Italy’s export credit agency Sace has agreed to cover a commercial bank loan worth US$600mn for food and beverage giant San Miguel, the latest deal signed under its booming untied programme.

The facility, signed on March 27, is being financed by SMBC and backstopped with a guarantee from Sace.

Sace is providing support under its Push strategy which was launched in 2017 and works to increase purchases of goods and services from Italy, without tying financing to specific export contracts.

Philippines-headquartered San Miguel Corporation, best-known for its flagship San Miguel beer, has agreed to participate in matchmaking events organised by Sace that will encourage the borrower to grow its business with Italian exporters.
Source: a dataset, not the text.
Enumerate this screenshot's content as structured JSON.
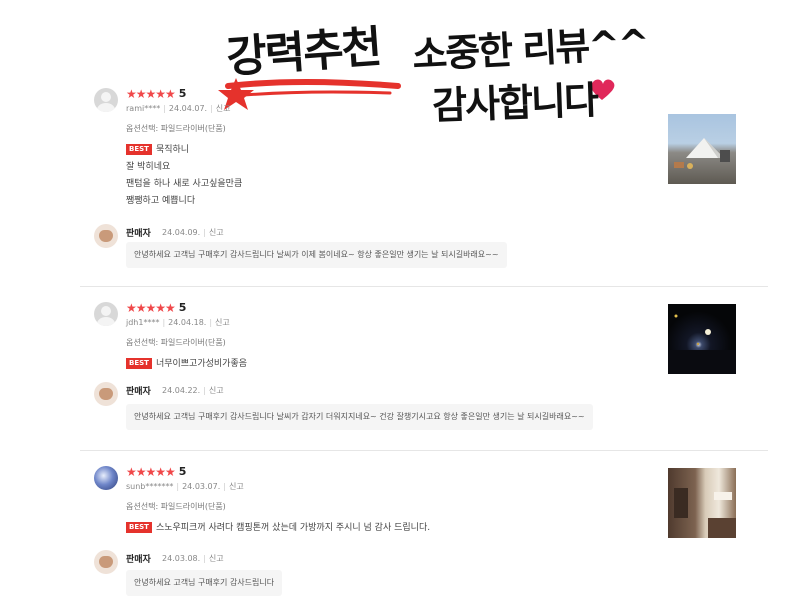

There are several Italian supply chains that are potentially interested,” Sace says in a March 31 statement.

“In addition to being the largest food and beverage player in the Philippines and in the whole of Southeast Asia, [the firm] has diversified its activities towards several new industrial sectors such as energy and infrastructure,” it says in the release, which was translated from Italian.

SMBC’s managing director and co-head of structured finance for the Asia Pacific, Luca Tonello, says the deal is Sace’s first Push facility in the Philippines and its largest in Southeast Asia to date.

In the past three years, Sace has significantly grown its untied offering, backstopping loans worth billions of dollars for various types of borrowers – commodity traders, multilateral banks and infrastructure developers.

Initially, many of the deals were aimed at securing vital resources, such as gas, for the Italian market.

However, the agency’s Push strategy has since widened its remit. Last year, Sace agreed to cover a €100mn facility for the Eastern and Southern African Trade and Development Bank (TDB) and hailed it as the first Push deal for a multilateral lender.

In January, the Italian agency backed a US$3bn facility for Saudi Arabia’s futuristic Neom development.